Notes on equivalent formulations of Hamiltonian dynamics on multicotangent bundles

TL;DR

This paper demonstrates the equivalence of five different conditions characterizing Hamiltonian solutions in multicotangent bundles, including the Hamilton-Volterra equations and the Hamilton-de Donder-Weyl equation, extending to multisymplectic manifolds.

Contribution

It establishes the equivalence of multiple formulations of Hamiltonian dynamics on multicotangent bundles, generalizing to multisymplectic manifolds for various source dimensions.

Findings

Equivalence of five conditions for Hamiltonian solutions.

Extension of Hamilton-de Donder-Weyl equation to multisymplectic manifolds.
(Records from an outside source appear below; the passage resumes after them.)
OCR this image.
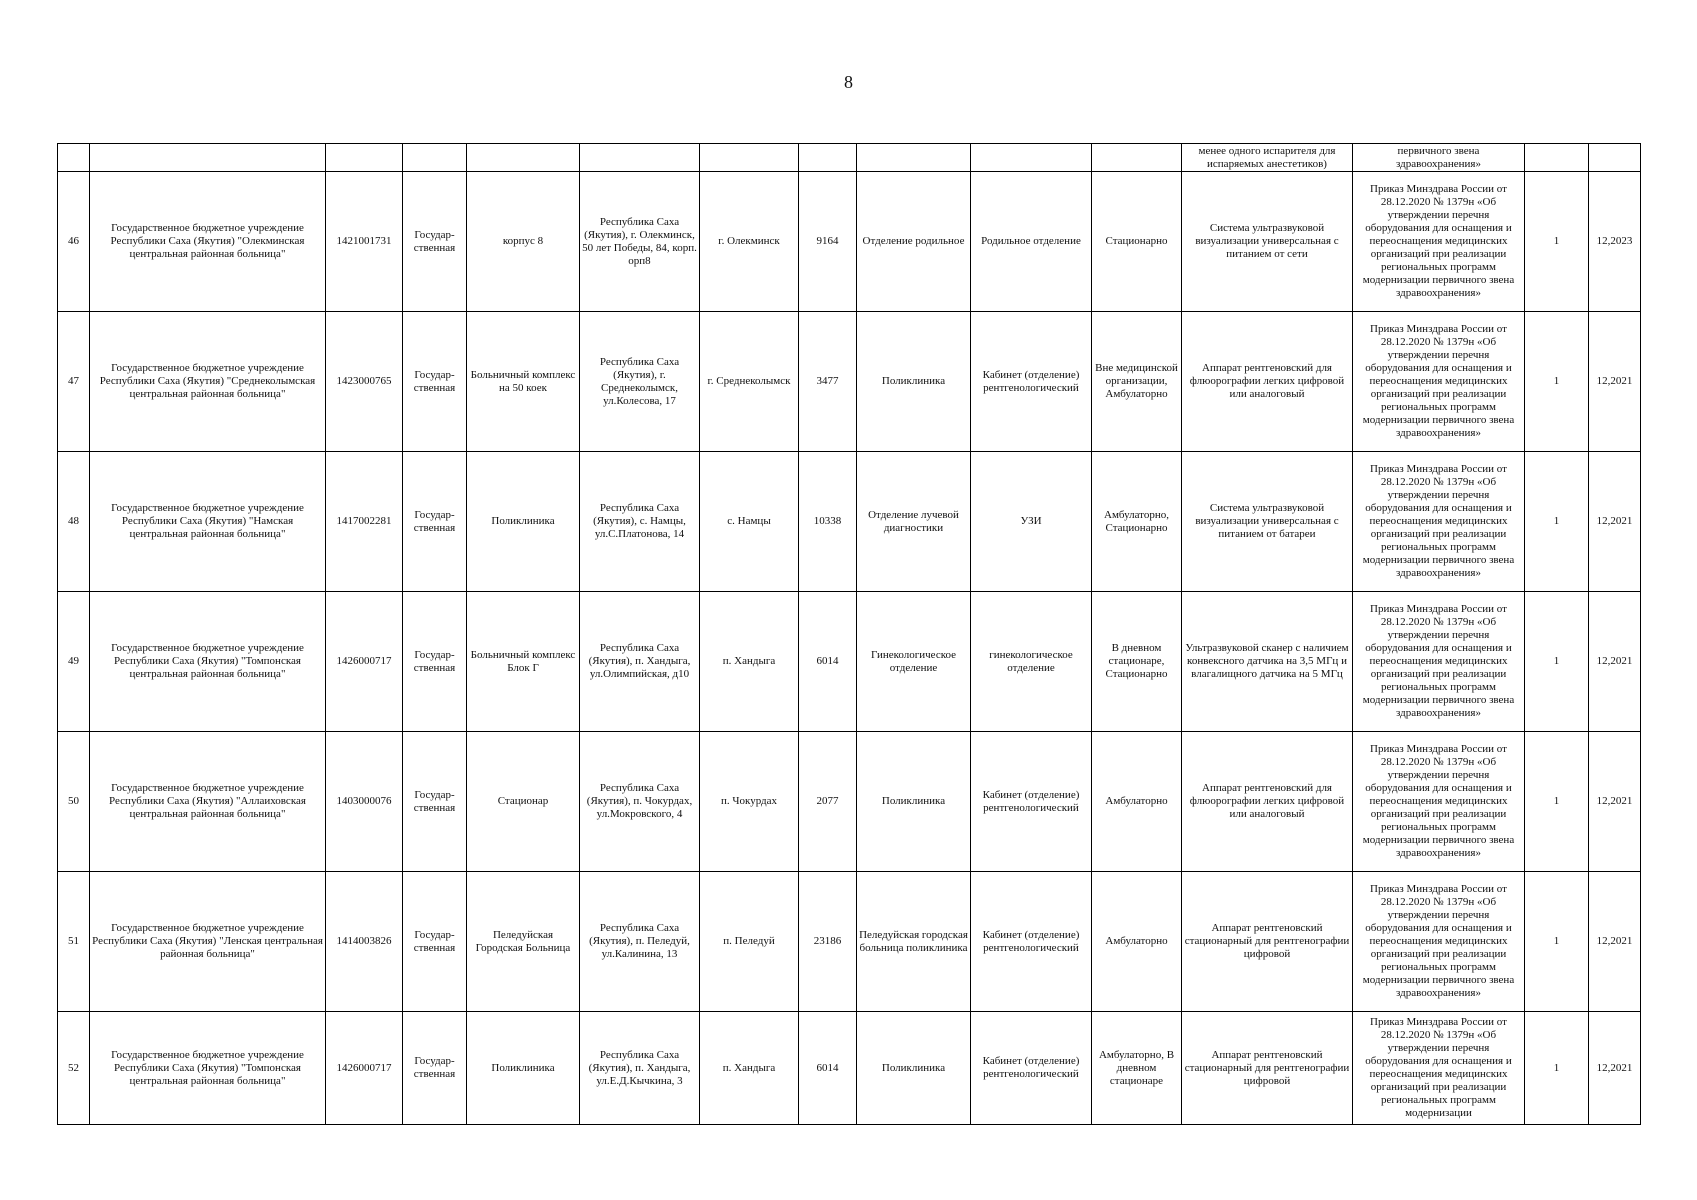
8
											менее одного испарителя для испаряемых анестетиков)	первичного звена здравоохранения»		
46	Государственное бюджетное учреждение Республики Саха (Якутия) "Олекминская центральная районная больница"	1421001731	Государ-ственная	корпус 8	Республика Саха (Якутия), г. Олекминск, 50 лет Победы, 84, корп. орп8	г. Олекминск	9164	Отделение родильное	Родильное отделение	Стационарно	Система ультразвуковой визуализации универсальная с питанием от сети	Приказ Минздрава России от 28.12.2020 № 1379н «Об утверждении перечня оборудования для оснащения и переоснащения медицинских организаций при реализации региональных программ модернизации первичного звена здравоохранения»	1	12,2023
47	Государственное бюджетное учреждение Республики Саха (Якутия) "Среднеколымская центральная районная больница"	1423000765	Государ-ственная	Больничный комплекс на 50 коек	Республика Саха (Якутия), г. Среднеколымск, ул.Колесова, 17	г. Среднеколымск	3477	Поликлиника	Кабинет (отделение) рентгенологический	Вне медицинской организации, Амбулаторно	Аппарат рентгеновский для флюорографии легких цифровой или аналоговый	Приказ Минздрава России от 28.12.2020 № 1379н «Об утверждении перечня оборудования для оснащения и переоснащения медицинских организаций при реализации региональных программ модернизации первичного звена здравоохранения»	1	12,2021
48	Государственное бюджетное учреждение Республики Саха (Якутия) "Намская центральная районная больница"	1417002281	Государ-ственная	Поликлиника	Республика Саха (Якутия), с. Намцы, ул.С.Платонова, 14	с. Намцы	10338	Отделение лучевой диагностики	УЗИ	Амбулаторно, Стационарно	Система ультразвуковой визуализации универсальная с питанием от батареи	Приказ Минздрава России от 28.12.2020 № 1379н «Об утверждении перечня оборудования для оснащения и переоснащения медицинских организаций при реализации региональных программ модернизации первичного звена здравоохранения»	1	12,2021
49	Государственное бюджетное учреждение Республики Саха (Якутия) "Томпонская центральная районная больница"	1426000717	Государ-ственная	Больничный комплекс Блок Г	Республика Саха (Якутия), п. Хандыга, ул.Олимпийская, д10	п. Хандыга	6014	Гинекологическое отделение	гинекологическое отделение	В дневном стационаре, Стационарно	Ультразвуковой сканер с наличием конвексного датчика на 3,5 МГц и влагалищного датчика на 5 МГц	Приказ Минздрава России от 28.12.2020 № 1379н «Об утверждении перечня оборудования для оснащения и переоснащения медицинских организаций при реализации региональных программ модернизации первичного звена здравоохранения»	1	12,2021
50	Государственное бюджетное учреждение Республики Саха (Якутия) "Аллаиховская центральная районная больница"	1403000076	Государ-ственная	Стационар	Республика Саха (Якутия), п. Чокурдах, ул.Мокровского, 4	п. Чокурдах	2077	Поликлиника	Кабинет (отделение) рентгенологический	Амбулаторно	Аппарат рентгеновский для флюорографии легких цифровой или аналоговый	Приказ Минздрава России от 28.12.2020 № 1379н «Об утверждении перечня оборудования для оснащения и переоснащения медицинских организаций при реализации региональных программ модернизации первичного звена здравоохранения»	1	12,2021
51	Государственное бюджетное учреждение Республики Саха (Якутия) "Ленская центральная районная больница"	1414003826	Государ-ственная	Пеледуйская Городская Больница	Республика Саха (Якутия), п. Пеледуй, ул.Калинина, 13	п. Пеледуй	23186	Пеледуйская городская больница поликлиника	Кабинет (отделение) рентгенологический	Амбулаторно	Аппарат рентгеновский стационарный для рентгенографии цифровой	Приказ Минздрава России от 28.12.2020 № 1379н «Об утверждении перечня оборудования для оснащения и переоснащения медицинских организаций при реализации региональных программ модернизации первичного звена здравоохранения»	1	12,2021
52	Государственное бюджетное учреждение Республики Саха (Якутия) "Томпонская центральная районная больница"	1426000717	Государ-ственная	Поликлиника	Республика Саха (Якутия), п. Хандыга, ул.Е.Д.Кычкина, 3	п. Хандыга	6014	Поликлиника	Кабинет (отделение) рентгенологический	Амбулаторно, В дневном стационаре	Аппарат рентгеновский стационарный для рентгенографии цифровой	Приказ Минздрава России от 28.12.2020 № 1379н «Об утверждении перечня оборудования для оснащения и переоснащения медицинских организаций при реализации региональных программ модернизации	1	12,2021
Framework unifies different approaches to Hamiltonian field theories.

Abstract

We show the equivalence of five different conditions on a classical field $\psi$ with values in a restricted multicotangent bundle to be a solution of the field equations, notably in terms of the Hamilton-Volterra equations, the principle of least action and several conditions based on the contraction of the multi-vector tangent to $\psi$ with canonical differential forms. Most prominently, we have equivalence to the "dynamical Hamilton-de Donder-Weyl equation", that can be vastly generalized to define Hamiltonian dynamics on multisymplectic manifolds, defined for sources of different dimensions.